- Born: 7 March 1976 (age 50) Oruro, Bolivia
- Education: Higher University of San Simón, Bolivia
- Known for: Research on the coexistence of Andean bears and humans

= Ximena Vélez Liendo =

Bolivian biologist

Ximena Vélez Liendo (born 7 March 1976, Oruro, Bolivia) is a Bolivian conservation biologist whose work focus on the ecology of the Andean bear, known as jukumari in aymara language, and its conservation in Bolivia and the rest of South America.

She is Principal Researcher at joint project between the grassroots NGO, PROMETA, which has listed the species as vulnerable, Chester Zoo (Chester, United Kingdom), the Wildlife Conservation Research Unit (WildCRU), part of the University of Oxford’s Department of Zoology (Oxford, United Kingdom) and the Alcide D'Orbigny Museum (Cochabamba, Bolivia).

Ximena has been co-chair of the Andean bear Expert Team, Bear Specialist Group International Union for Conservation of Nature (IUCN) since 2007. In 2017, she received the Whitley Award from Whitley Fund for Nature (WFN).

== Trajectory ==
Ximena Vélez Liendo studied Biological Sciences in the Higher University of San Simón in Cochabamba (Bolivia). While working on her thesis at Carrasco National Park in Cochabamba, she first spotted a bear, which lead her to continue the required research to help the conservation of the specie.

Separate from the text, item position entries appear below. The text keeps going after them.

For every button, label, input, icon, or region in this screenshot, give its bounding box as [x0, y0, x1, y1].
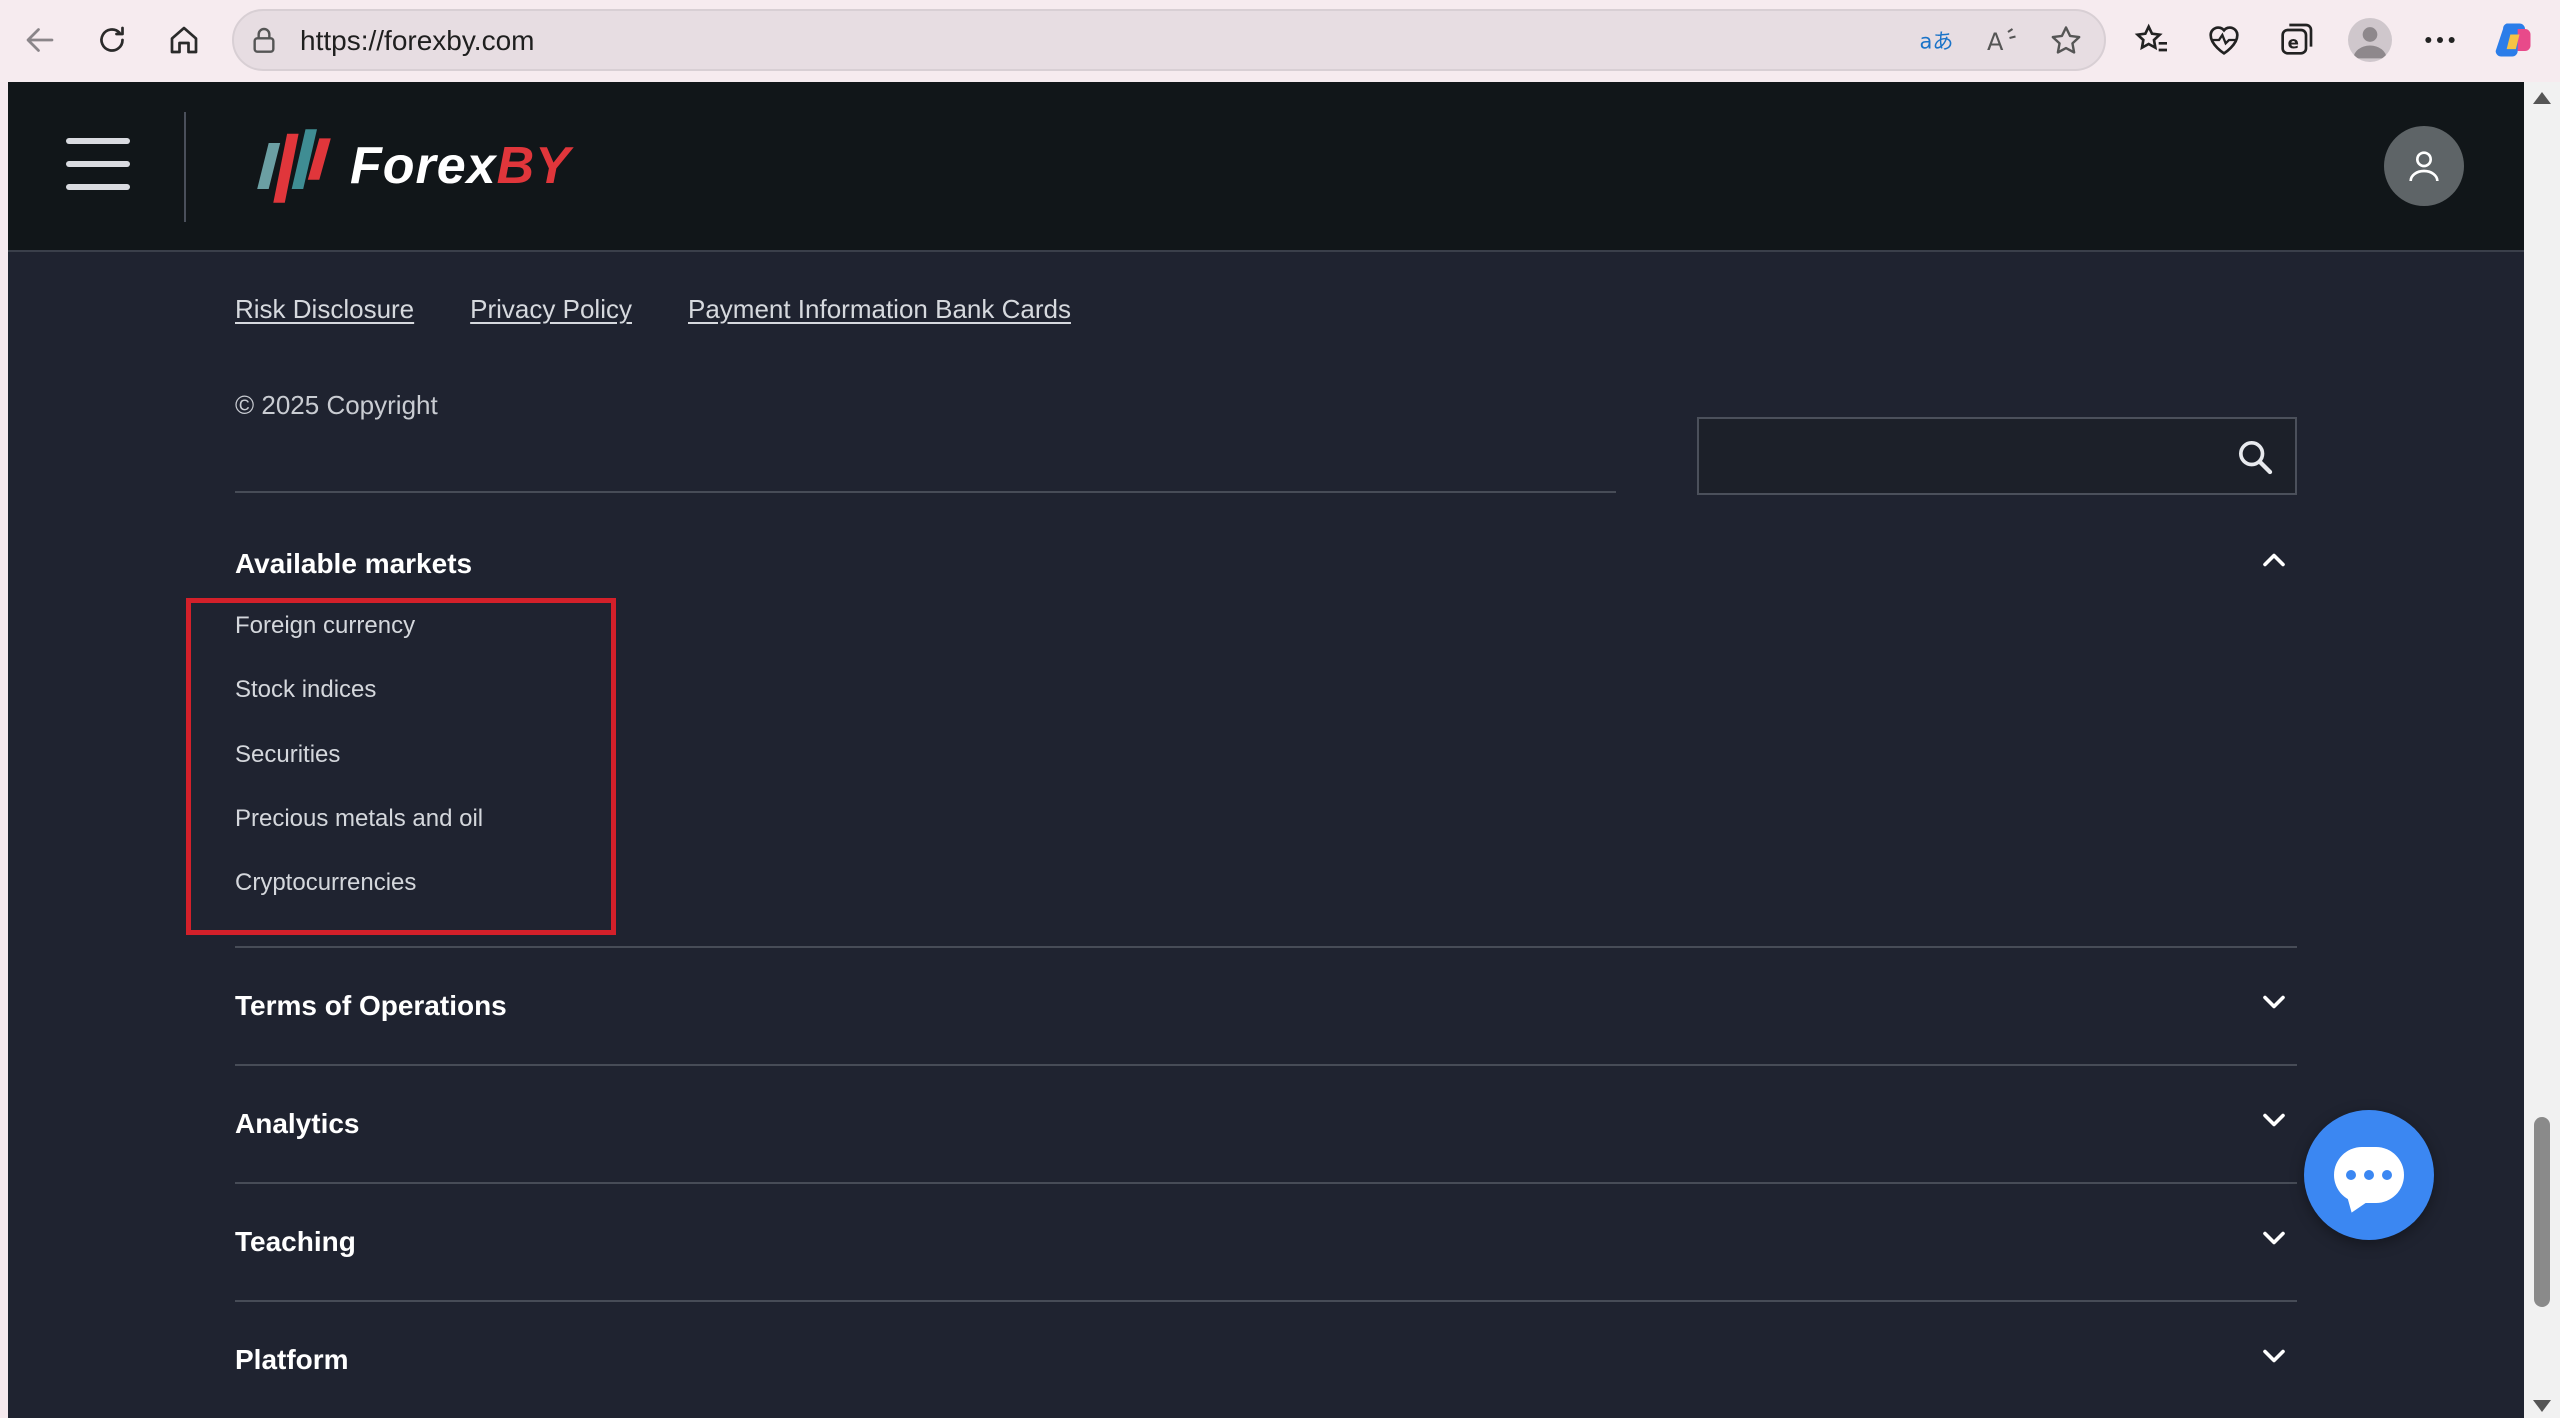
hamburger-line: [66, 184, 130, 190]
copilot-icon[interactable]: [2492, 18, 2536, 62]
platform-heading[interactable]: Platform: [235, 1344, 349, 1376]
refresh-button[interactable]: [90, 18, 134, 62]
divider: [235, 1300, 2297, 1302]
analytics-heading[interactable]: Analytics: [235, 1108, 360, 1140]
divider: [235, 491, 1616, 493]
highlight-box: [186, 598, 616, 935]
privacy-policy-link[interactable]: Privacy Policy: [470, 294, 632, 325]
chevron-down-icon[interactable]: [2256, 1220, 2292, 1256]
header-divider: [184, 112, 186, 222]
favorites-icon[interactable]: [2132, 20, 2172, 60]
hamburger-line: [66, 161, 130, 167]
back-button[interactable]: [18, 18, 62, 62]
chat-button[interactable]: [2304, 1110, 2434, 1240]
scroll-thumb[interactable]: [2534, 1117, 2550, 1307]
browser-toolbar: https://forexby.com aあ A e: [0, 0, 2560, 82]
available-markets-heading[interactable]: Available markets: [235, 548, 472, 580]
page-scrollbar[interactable]: [2524, 82, 2560, 1418]
refresh-icon: [100, 26, 124, 52]
divider: [235, 1064, 2297, 1066]
lock-icon[interactable]: [248, 25, 280, 57]
chevron-down-icon[interactable]: [2256, 1102, 2292, 1138]
search-input[interactable]: [1697, 417, 2297, 495]
back-arrow-icon: [26, 28, 54, 52]
site-header: ForexBY: [8, 82, 2524, 252]
copyright-text: © 2025 Copyright: [235, 390, 438, 420]
translate-icon[interactable]: aあ: [1918, 23, 1954, 59]
browser-essentials-icon[interactable]: [2204, 20, 2244, 60]
chevron-down-icon[interactable]: [2256, 1338, 2292, 1374]
chevron-up-icon[interactable]: [2256, 542, 2292, 578]
payment-information-link[interactable]: Payment Information Bank Cards: [688, 294, 1071, 325]
menu-button[interactable]: [66, 138, 130, 192]
svg-text:aあ: aあ: [1920, 30, 1954, 54]
home-icon: [170, 26, 198, 54]
collections-icon[interactable]: e: [2276, 20, 2316, 60]
search-icon[interactable]: [2235, 437, 2275, 477]
legal-links: Risk Disclosure Privacy Policy Payment I…: [235, 294, 1071, 325]
account-button[interactable]: [2384, 126, 2464, 206]
address-bar[interactable]: https://forexby.com aあ A: [232, 9, 2106, 71]
divider: [235, 946, 2297, 948]
forexby-logo-mark: [257, 129, 331, 203]
site-logo[interactable]: ForexBY: [248, 118, 571, 214]
person-icon: [2353, 27, 2387, 59]
scroll-up-arrow-icon[interactable]: [2533, 92, 2551, 104]
svg-text:A: A: [1987, 28, 2004, 56]
read-aloud-icon[interactable]: A: [1984, 23, 2020, 59]
url-text[interactable]: https://forexby.com: [300, 25, 534, 57]
hamburger-line: [66, 138, 130, 144]
more-options-icon[interactable]: [2420, 20, 2460, 60]
favorite-star-icon[interactable]: [2048, 23, 2084, 59]
home-button[interactable]: [162, 18, 206, 62]
chat-bubble-icon: [2334, 1147, 2404, 1203]
logo-text-forex: Forex: [350, 137, 497, 195]
chevron-down-icon[interactable]: [2256, 984, 2292, 1020]
svg-text:e: e: [2288, 33, 2299, 52]
scroll-down-arrow-icon[interactable]: [2533, 1400, 2551, 1412]
terms-of-operations-heading[interactable]: Terms of Operations: [235, 990, 507, 1022]
teaching-heading[interactable]: Teaching: [235, 1226, 356, 1258]
user-icon: [2409, 151, 2439, 182]
divider: [235, 1182, 2297, 1184]
logo-wordmark: ForexBY: [350, 136, 571, 196]
risk-disclosure-link[interactable]: Risk Disclosure: [235, 294, 414, 325]
webpage: ForexBY Risk Disclosure Privacy Policy P…: [8, 82, 2524, 1418]
logo-text-by: BY: [496, 137, 571, 195]
profile-avatar[interactable]: [2348, 18, 2392, 62]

In 1999 she moved to Leicester (England, United Kingdom), where she realised her MSc studies in Geographic information systems (GIS) at the University of Leicester studying the deforestation and its social-economic causes in the buffer area of Carrasco National Park (Bolivia). Later, she completed a PhD at the Ecology and Evolution Lab at the University of Antwerp (in Belgium).

She returned to Bolivia to carry out her Postdoctoral Studies continuing her research on the Andean bear, joining scientist from the EU, Brazil, Mexico and Bolivia to develop conservation initiatives with communities in Pilon Lajas Biosphere Reserve in Bolivia.

She is currently working on a project in the dry forests of Tarija (Bolivia) to estimate the population size of the bear using camera traps and study its conflict with humans.